Comment: News media shouldn’t lulled by a return to normal

While reporters and pundits should avoid grandstanding, they must hold the Biden White House to account.

By Margaret Sullivan / The Washington Post

WASHINGTON — White House press secretary Jen Psaki was prepared. She was professional. She was noncombative.

And she didn’t peddle a whopper of a lie, the way Sean Spicer did on Day One four years ago with his “alternative facts” about the supposedly record-breaking size of the inaugural crowd.

The first official words by President Biden’s spokeswoman included truth and transparency. “Rebuilding trust with the American people will be central to our focus,” the former State Department spokeswoman told a small group of socially distanced reporters as she promised a return to daily briefings.

In fact, Wednesday night’s session with reporters, the first of the Biden administration, was so normal — so weirdly normal — that you could be forgiven for thinking that you had mistakenly put on an old episode of “The West Wing.”

This return to norms is wonderfully welcome after the horrors of the past four years. “It’s like running into a friend you haven’t seen in 4 years,” wrote Columbia University journalism professor William Grueskin.

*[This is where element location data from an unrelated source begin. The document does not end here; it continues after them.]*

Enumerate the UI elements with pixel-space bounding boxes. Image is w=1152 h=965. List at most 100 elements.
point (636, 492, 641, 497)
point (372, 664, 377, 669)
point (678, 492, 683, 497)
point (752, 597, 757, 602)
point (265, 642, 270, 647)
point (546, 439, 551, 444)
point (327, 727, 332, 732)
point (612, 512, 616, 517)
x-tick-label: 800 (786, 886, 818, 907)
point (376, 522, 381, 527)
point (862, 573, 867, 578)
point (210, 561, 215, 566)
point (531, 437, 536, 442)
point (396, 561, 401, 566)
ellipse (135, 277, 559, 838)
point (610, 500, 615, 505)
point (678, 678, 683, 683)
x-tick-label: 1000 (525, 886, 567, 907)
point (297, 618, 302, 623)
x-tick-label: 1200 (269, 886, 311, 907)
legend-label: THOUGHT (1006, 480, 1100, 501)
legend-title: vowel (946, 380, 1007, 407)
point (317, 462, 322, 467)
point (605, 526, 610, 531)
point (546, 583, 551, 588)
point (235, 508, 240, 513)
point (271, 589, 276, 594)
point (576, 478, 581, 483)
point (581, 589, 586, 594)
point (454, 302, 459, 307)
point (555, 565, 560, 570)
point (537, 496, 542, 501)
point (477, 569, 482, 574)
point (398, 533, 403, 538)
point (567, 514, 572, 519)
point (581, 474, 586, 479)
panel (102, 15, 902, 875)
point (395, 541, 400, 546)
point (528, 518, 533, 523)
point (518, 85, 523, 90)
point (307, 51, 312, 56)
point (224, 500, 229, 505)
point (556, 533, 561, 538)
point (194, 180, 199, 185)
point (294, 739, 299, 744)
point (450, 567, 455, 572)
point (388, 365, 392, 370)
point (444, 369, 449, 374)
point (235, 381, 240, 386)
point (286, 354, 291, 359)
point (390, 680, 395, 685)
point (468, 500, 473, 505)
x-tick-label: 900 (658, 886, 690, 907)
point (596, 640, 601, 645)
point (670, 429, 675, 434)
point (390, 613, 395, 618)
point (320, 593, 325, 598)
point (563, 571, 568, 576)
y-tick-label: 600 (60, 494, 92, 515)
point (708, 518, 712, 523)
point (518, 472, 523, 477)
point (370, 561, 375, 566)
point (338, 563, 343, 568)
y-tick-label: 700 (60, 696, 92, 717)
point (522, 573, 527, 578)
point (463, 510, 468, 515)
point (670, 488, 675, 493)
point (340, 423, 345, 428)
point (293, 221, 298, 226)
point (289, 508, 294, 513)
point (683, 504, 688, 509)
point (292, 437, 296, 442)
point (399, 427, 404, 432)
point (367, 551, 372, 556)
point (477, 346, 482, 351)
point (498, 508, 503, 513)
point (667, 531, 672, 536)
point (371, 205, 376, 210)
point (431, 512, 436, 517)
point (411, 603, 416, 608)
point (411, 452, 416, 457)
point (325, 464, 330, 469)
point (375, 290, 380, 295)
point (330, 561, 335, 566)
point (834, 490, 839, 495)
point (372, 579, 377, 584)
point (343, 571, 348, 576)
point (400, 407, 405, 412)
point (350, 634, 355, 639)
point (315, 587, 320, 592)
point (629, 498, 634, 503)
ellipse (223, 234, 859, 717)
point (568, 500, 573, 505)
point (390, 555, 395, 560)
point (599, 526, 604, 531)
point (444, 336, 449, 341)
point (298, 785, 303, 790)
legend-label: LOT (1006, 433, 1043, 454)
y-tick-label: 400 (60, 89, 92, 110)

It’s also potentially dangerous.

The national press — battered by four years of abuse by the president, and by the incompetence and falsehoods of his spokespeople — is in a precarious position. We run the risk of being seduced by an administration that, in many cases, closely reflects our values: multiculturalism, a belief in the principles of liberal democracy, and a kind of wonky idealism. (Cue the “West Wing” theme.)

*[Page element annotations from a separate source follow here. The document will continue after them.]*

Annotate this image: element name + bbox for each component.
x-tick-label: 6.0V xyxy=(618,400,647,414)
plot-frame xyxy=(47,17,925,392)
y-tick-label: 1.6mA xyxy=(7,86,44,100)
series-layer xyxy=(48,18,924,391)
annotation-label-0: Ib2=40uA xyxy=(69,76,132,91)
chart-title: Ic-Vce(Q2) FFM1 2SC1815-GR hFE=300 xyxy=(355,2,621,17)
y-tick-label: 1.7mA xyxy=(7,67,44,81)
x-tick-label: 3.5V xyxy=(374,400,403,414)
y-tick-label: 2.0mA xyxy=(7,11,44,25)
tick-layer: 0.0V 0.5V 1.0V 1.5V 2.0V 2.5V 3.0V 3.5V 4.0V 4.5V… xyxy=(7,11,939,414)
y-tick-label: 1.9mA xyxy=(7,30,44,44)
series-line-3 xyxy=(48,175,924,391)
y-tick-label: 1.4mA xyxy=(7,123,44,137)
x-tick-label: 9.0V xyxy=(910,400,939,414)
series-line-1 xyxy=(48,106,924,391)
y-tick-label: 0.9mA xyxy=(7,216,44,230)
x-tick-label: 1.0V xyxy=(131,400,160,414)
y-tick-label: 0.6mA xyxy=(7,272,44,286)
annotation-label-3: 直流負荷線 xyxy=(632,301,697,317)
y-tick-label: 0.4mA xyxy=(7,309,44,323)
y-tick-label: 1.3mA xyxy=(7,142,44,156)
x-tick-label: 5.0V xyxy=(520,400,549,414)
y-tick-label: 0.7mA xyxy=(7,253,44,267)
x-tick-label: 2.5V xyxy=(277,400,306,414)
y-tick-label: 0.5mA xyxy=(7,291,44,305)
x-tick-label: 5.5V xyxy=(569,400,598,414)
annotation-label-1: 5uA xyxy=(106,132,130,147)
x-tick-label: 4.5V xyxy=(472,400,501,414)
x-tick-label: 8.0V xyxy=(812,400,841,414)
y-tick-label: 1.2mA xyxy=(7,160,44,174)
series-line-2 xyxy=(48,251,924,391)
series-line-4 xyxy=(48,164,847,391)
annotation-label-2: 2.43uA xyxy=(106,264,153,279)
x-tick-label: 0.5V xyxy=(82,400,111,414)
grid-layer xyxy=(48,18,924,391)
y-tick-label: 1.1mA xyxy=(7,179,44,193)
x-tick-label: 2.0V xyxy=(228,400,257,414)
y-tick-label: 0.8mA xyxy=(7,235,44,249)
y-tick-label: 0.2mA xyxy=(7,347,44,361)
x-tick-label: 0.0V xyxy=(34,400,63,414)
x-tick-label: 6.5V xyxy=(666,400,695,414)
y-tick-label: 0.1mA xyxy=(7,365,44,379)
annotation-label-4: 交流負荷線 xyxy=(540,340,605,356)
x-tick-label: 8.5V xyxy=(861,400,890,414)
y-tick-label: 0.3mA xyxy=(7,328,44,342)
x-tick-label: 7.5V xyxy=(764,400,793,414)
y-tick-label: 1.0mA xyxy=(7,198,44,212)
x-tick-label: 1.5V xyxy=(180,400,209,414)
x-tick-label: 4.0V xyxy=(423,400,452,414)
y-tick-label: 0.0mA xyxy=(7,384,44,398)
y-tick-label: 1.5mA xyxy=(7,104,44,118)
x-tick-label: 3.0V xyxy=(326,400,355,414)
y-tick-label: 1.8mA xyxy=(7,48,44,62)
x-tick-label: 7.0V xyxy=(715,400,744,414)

The commentary from TV broadcasters across the board, all day long, was at times embarrassingly complimentary. Maybe that’s fine for a day or two while everyone takes a few sighs of relief that democracy has survived its stress test.

But soon, I’d guess, another norm will return: the desire to appear combative and to blow things out of proportion to demonstrate toughness. Because journalists pride themselves on being tough and objective, they like to take an adversarial-seeming approach, especially to the party in power or the candidate with whom they most identify. (And, of course, actually holding power to account is the most important job that journalists have. It’s what we’re here for.)

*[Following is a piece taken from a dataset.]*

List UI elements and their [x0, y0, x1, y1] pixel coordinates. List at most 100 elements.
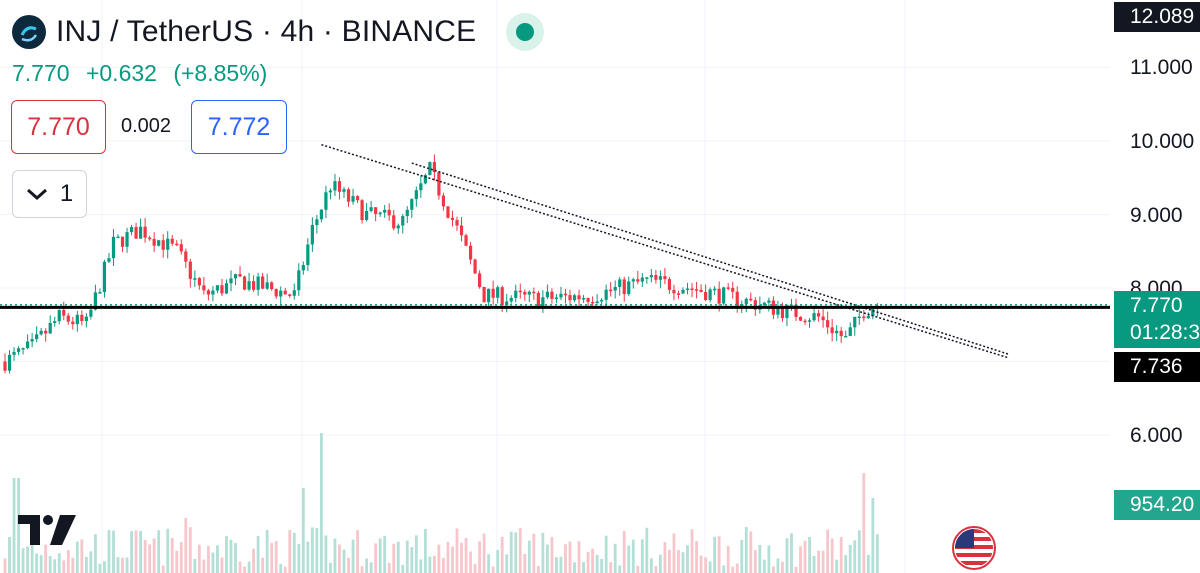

But there’s a difference between truly holding power to account and grandstanding. It’s the latter that gave rise to ridiculous dust-ups like the one over President Obama’s wearing of a tan suit; not to mention the vast and shameful overplaying of the Hillary Clinton email scandal during the 2016 campaign.

The national media should show toughness, but of a different sort. If they’ve learned the lessons of the past four years — and I confess that I have my doubts — they’ll do things differently.

They will resist false equivalency. For example, they’ll think twice before they put a reality-denying senator like Ted Cruz, R-Texas, or Josh Hawley, R-Mo., on the air to promote false claims about election fraud simply because they feel they need to “balance” all the (truthful) Democratic voices.

They will clearly call out lies. They will identify racism or white supremacy by using plain language instead of euphemism.

“If you believe that now with Trump gone you can go back to the way things were, you will be complicit in allowing miscreants to avoid the blame and focus they deserve, and create more ground for lies and bombast,” wrote Norman Ornstein, an emeritus scholar at the American Enterprise Institute, in a powerful Twitter thread.

He’s right. By the end of the Trump administration, the national press was doing things differently, and better. More than in the past, some journalists (certainly not all) were standing up for democracy without embarrassment, without fearing they’d be called partisan. Some had figured out how to present an election not as a mere horse race, but as a question about substance, character and the nation’s future.

But now that the comfortable norms have returned, and the new administration is so much easier for most national journalists to like, the old journalistic norms may return, too.

That would be a shame. The lessons were hard-won. They shouldn’t be forgotten.

Margaret Sullivan is The Washington Post’s media columnist. Previously, she was the New York Times public editor, and the chief editor of the Buffalo News, her hometown paper.